Ed Silliere, vice president of risk management at Energy Merchant in New York, attributed the downward momentum to profit taking, which began after oil prices briefly surpassed $55 a barrel, as well as to signs of lower demand for gasoline.
"It's more than the normal seasonal dropoff in demand," Silliere said, "and we think it's price related."
The Energy Department (search) reported last week that the average daily demand for gasoline for the four weeks ending Oct. 8 was 8.94 million barrels, down 0.4 percent from the same period a year earlier.
Meantime, the average retail price of gasoline nationwide is slightly above $2 a gallon, just a nickel below the May peak, according to the Oil Price Information Service (search), a Lakewood, N.J. provider of industry data.
Crude oil prices are the highest in a generation, rising by nearly 80 percent from the beginning of the year. However, even at current levels, crude oil prices are still about $27 below the all-time highs — in inflation-adjusted terms — of February 1981.
Prices have skyrocketed about $10 in the past month, primarily over production delays in the Gulf of Mexico, where Hurricane Ivan hit mid-September.

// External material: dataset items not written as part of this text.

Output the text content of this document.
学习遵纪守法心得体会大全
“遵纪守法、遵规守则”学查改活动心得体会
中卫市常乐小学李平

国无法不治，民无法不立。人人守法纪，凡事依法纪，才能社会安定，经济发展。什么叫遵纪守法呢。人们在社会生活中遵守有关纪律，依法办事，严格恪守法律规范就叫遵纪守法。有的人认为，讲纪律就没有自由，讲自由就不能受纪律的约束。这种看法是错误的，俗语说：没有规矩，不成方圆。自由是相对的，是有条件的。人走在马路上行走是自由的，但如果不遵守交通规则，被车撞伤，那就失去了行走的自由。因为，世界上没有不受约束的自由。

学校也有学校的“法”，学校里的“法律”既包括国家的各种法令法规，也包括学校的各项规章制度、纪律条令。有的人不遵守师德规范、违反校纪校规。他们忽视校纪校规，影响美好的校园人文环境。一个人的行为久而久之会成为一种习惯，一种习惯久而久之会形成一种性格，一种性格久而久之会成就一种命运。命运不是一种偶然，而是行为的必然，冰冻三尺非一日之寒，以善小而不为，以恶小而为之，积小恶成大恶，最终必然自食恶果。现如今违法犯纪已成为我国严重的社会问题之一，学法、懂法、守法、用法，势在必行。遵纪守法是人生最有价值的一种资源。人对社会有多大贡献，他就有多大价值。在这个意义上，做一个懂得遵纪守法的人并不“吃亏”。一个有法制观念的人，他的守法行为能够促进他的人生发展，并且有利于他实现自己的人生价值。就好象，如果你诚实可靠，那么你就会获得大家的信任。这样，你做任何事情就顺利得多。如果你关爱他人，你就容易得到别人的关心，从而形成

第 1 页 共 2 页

Declines in U.S. inventories of heating oil, diesel and jet fuel just before the Northern Hemisphere winter are the latest in a line of supply factors to rattle the market.

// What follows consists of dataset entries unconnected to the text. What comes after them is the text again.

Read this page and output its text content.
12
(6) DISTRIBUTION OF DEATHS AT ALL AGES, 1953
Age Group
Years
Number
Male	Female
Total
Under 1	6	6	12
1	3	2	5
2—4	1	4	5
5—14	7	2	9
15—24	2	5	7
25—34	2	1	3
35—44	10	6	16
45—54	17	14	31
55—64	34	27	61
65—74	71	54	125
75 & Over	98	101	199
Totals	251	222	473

The Energy Department said in its weekly petroleum supply report last week that commercially available supplies of heating oil declined by 1.2 million barrels for the week ending Oct. 8, falling to 50.0 million barrels, or 10 percent below year-ago levels.
But given today's soaring price of heating oil, Silliere said he expects the industry to begin cranking out large amounts of fuel. Once refiners perform seasonal maintenance "they're going to make nothing but heating oil."

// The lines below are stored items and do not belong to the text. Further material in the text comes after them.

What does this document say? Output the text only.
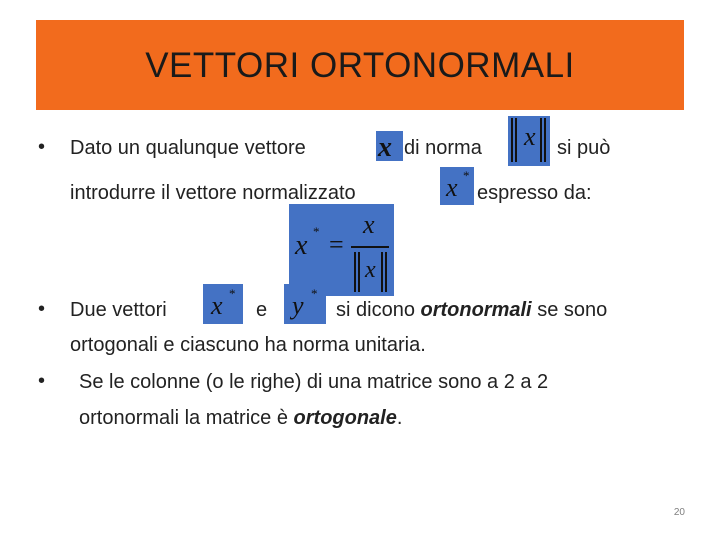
VETTORI ORTONORMALI
• Dato un qualunque vettore	x di norma x si può
introdurre il vettore normalizzato	x *
espresso da:
x * =
x
x
• Due vettori x *
e y *
si dicono ortonormali se sono
ortogonali e ciascuno ha norma unitaria.
• Se le colonne (o le righe) di una matrice sono a 2 a 2
ortonormali la matrice è ortogonale.
20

Heating oil prices fell 2.11 cents to $1.5403 a gallon Monday on Nymex.
Others remain concerned about winter fuels. "We are heading for winter and stocks in the U.S., Europe and Japan are significantly lower than they were a year ago," said, Axel Busch, the chief correspondent for Energy Intelligence Group in London. "If we get a cold snap, or a cold winter, we will see prices go higher."
In the Gulf of Mexico, over 20 million barrels of crude remain shut in as recovery efforts continue to get production levels back to normal, the U.S. federal Minerals Management Service said on its Web site.
But with the amount of excess capacity — immediate surplus supply — at about 1 percent of daily demand, now estimated to be above 82 million barrels, any supply outage is expected to factor into prices.
Market players have been fixated on potential disruptions in production, such as the just-concluded oil workers' strike and threats of rebel attacks in Nigeria, Africa's largest producer, and sporadic attacks by militants on Iraqi pipelines.
Unrest in the world's largest producer, Saudi Arabia; the tax battle between the Russian government and oil giant Yukos; and political tensions in key producer Venezuela have also weighed in recently.
In other developments, Chicago Board of Trade (search) chief executive Bernard Dan told Australia's Nine Network that the U.S. economy would be hurt by the spike — but not significantly. He said the economy could even withstand prices of $75 per barrel. "While it might do some damage in terms of the economy and might be reflected in our equity market, I don't think it is going to be at a level where it is catastrophic in any sense," Dan said.
His comments came after U.S. Federal Reserve Chairman Alan Greenspan said Friday rising oil prices would have far less impact than the oil shocks of the 1970s.